Oman


Row over fee hike in Seeb school



Muscat: A raging controversy over Indian School Seeb hiking school fees citing salary revision of the teachers has put the school management and guardians on a collision course.
While the school management committee justifies its new fee structure  a hike of RO5 a section of guardians are mulling legal proceedings against the school and the management committee arguing that the decision is against the provisions of the by-laws of Indian schools in the Sultanate of Oman as approved by the Ministry of Education in Oman.

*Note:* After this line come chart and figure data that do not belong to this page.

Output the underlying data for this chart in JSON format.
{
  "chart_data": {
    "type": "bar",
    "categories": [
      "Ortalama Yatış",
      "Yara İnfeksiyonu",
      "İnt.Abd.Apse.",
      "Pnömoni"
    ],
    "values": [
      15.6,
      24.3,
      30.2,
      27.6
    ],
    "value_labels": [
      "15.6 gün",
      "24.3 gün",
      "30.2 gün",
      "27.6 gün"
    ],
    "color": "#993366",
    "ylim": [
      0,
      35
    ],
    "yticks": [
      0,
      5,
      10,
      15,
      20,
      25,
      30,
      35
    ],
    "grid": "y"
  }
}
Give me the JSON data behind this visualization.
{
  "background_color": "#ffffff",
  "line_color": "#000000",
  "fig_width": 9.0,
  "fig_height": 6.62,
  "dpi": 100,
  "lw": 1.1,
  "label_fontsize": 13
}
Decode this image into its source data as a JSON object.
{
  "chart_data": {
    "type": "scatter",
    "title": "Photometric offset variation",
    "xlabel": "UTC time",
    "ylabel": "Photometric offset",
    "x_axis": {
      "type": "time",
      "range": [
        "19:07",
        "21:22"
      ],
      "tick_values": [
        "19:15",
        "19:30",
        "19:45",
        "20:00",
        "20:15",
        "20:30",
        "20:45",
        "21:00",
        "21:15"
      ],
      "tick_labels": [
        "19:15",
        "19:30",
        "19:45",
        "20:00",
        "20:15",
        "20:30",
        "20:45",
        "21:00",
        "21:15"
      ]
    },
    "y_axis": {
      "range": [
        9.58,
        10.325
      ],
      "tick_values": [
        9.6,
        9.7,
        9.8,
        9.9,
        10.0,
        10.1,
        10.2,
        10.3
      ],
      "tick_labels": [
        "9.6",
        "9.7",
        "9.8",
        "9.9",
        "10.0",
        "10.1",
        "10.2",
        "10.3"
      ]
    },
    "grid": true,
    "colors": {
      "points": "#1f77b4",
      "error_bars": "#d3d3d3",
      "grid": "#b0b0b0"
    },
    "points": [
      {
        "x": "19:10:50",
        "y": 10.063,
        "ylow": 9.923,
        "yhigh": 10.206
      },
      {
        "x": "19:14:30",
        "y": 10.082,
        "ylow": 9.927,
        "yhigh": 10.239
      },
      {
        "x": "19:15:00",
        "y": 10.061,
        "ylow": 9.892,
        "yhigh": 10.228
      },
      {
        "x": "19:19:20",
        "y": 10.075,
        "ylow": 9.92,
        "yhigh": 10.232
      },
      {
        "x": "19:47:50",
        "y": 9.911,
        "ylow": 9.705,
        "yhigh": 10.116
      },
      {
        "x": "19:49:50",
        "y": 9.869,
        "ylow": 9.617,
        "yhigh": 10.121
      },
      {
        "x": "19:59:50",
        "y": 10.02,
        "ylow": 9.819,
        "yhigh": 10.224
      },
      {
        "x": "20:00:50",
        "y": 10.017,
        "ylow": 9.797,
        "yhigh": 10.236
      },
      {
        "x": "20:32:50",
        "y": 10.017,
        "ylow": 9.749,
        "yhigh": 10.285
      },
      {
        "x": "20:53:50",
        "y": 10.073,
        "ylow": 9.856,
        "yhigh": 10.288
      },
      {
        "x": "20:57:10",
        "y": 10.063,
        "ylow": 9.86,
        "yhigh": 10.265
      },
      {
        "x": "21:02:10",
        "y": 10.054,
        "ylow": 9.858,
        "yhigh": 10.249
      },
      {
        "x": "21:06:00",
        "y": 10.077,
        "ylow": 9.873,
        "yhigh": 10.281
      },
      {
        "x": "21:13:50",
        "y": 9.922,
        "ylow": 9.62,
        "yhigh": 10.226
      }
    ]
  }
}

"This is totally unacceptable to us as the majority of the parents belong to the lower middle class who would find it difficult to bear the additional burden. Moreover, it is contrary to the practices and conventions in Oman and therefore needs to be questioned and challenged," said Rajan Ramachandran Kavi, who served a legal notice (a copy of which is available with Times of Oman) to Indian School Seeb management committee and to the Principal on October 13, following a circular by school management committee on September 8, 2012. His two children study in Indian School Seeb.

Another parent, Venu V, said that the timing of the circular was the main issue. "Parents must be aware of any changes in the fee schedule and other charges before the start of the school year. This would have given much desired flexibility to parents in deciding whether their children would continue to pursue their studies at the Indian School Seeb or elsewhere," he said.
He added that a large number of parents have three to four children studying in school. "For them, it will be very difficult to pay," he said.

A section of parents also demanded that the hike in school fee with effect from the third quarter of the academic year be withdrawn and scrapped with immediate effect. "If it is not withdrawn we will be forced to take legal proceedings," said another parent, Mouidu A K, whose two children study in Indian School Seeb.

When contacted, George Mathew, president of the Management Committee of Seeb School, refused to comment on the issue. "I am not the right person to talk on this issue," he said.
In the circular, Mathew has justified the hike saying there had not been any hike in school fees for the past one year, while the number of teachers as well as their salaries had gone up. Also, the school was being given a new look with office upgradation, planting of trees and the introduction of a smart board in Grade XI science.

"So we have decided to have a fee hike of RO5 per month for smooth running of the school and to provide quality education to the students," he had said, in a written circular to the parents.